In celebration of Asian-American Heritage Month, Penguin Classics will release four books including Filipino novelist and poet Carlos Bulosan’s America Is in the Heart which was first published in New York in 1946 and later republished by University of Washington Press.
The novel is about an Asian immigrant’s perspective on the labor movement in America during the 1930’s. It follows the journey of Allos, an immigrant from Pangasinan and later travels in United States in the era of The Great Depression.
Allos experienced several brutalities including poverty, racism, sickness, and systemic violence while traveling and his involvement in labor unions.
Carlos Bulosan was born in November 24, 1913 in Binalonan, Pangasinan and left Philippines at the age of 17 in hopes of raising his family in the economic depression. When he arrived in Seattle, he was forced to work in low paying jobs experiencing racism. He is also an activist in terms of labor movement along the Pacific coast of the United States and edited the 1952 Yearbook for International Longshore and Warehouse Union Local 37 mainly for the Filipino-American canned trade union based in Seattle.

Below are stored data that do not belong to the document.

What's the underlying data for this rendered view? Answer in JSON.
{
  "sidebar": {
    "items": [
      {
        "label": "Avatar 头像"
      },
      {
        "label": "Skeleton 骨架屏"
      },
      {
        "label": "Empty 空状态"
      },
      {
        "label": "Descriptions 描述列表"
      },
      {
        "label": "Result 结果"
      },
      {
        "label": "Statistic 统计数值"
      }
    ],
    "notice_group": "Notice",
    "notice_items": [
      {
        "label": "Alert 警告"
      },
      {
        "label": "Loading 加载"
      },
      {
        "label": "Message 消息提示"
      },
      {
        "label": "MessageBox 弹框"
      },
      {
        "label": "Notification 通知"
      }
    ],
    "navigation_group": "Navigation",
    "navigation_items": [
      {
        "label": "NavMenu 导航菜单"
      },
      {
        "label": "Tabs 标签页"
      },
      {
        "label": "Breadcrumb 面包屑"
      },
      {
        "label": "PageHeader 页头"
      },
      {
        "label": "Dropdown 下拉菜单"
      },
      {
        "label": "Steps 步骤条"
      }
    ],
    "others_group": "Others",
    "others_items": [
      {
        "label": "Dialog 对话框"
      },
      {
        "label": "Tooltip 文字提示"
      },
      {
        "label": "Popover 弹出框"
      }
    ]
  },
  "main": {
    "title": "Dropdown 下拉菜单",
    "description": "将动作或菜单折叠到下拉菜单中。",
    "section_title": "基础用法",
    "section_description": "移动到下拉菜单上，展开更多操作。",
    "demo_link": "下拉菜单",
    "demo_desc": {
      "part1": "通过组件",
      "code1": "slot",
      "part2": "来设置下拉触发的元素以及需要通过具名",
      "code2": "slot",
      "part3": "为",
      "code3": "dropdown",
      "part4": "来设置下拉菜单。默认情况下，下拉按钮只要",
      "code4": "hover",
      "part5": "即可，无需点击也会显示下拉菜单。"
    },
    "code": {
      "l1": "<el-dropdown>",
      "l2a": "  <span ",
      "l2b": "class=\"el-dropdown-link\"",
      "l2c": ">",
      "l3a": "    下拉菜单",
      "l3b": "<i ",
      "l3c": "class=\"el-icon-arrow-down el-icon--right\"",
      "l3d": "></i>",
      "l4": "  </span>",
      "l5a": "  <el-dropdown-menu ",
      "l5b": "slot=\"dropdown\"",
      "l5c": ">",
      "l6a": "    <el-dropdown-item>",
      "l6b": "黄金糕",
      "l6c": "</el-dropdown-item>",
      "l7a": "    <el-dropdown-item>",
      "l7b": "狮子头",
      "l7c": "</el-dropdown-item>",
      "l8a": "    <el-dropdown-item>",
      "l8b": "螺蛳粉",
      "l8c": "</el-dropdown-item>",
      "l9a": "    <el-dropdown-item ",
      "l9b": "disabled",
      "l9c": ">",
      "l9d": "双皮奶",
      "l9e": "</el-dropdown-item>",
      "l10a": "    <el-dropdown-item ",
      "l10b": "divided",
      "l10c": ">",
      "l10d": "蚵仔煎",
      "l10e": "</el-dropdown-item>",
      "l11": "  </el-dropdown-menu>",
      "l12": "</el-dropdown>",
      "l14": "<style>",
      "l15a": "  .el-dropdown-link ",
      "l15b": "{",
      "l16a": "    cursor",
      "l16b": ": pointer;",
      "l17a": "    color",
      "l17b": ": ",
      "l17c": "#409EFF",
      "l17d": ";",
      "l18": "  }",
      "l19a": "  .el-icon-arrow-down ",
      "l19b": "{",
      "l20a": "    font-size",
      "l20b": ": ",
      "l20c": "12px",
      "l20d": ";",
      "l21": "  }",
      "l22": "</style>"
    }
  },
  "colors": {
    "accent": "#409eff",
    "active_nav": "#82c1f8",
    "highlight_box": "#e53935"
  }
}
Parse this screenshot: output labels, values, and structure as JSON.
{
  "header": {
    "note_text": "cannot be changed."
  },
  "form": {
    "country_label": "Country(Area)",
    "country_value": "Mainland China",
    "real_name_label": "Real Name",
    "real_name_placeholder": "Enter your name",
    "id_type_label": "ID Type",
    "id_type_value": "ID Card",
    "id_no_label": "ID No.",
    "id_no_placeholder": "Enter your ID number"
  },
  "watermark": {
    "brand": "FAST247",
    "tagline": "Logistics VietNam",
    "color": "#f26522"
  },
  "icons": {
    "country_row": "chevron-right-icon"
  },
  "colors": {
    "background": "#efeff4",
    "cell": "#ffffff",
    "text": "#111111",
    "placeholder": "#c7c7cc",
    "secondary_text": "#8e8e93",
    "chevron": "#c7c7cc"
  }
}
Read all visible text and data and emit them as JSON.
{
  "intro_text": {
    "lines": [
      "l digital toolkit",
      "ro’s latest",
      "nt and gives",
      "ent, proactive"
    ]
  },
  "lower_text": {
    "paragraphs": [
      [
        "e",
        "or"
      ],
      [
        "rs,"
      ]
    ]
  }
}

Bulosan’s other novels includes The Laughter of My Father which detailed the Hukbalahap Rebellion in the Philippines and his famous essay, The Saturday Evening Post, published in March 1943.
America Is in the Heart is the fifth Filipino book to join the publishing house after releasing Jose Rizal’s Noli Me Tangere (2006) and El Filibusterismo (2011), as well as Jose Garcia Villa’s Doveglion (2008) and Nick Joaquin’s The Woman Who Had Two Navels and Tales of the Tropical Gothic (2017).
Carlos Bulosan’s America Is in the Heart is scheduled to be released by Penguin Classics in May 2019.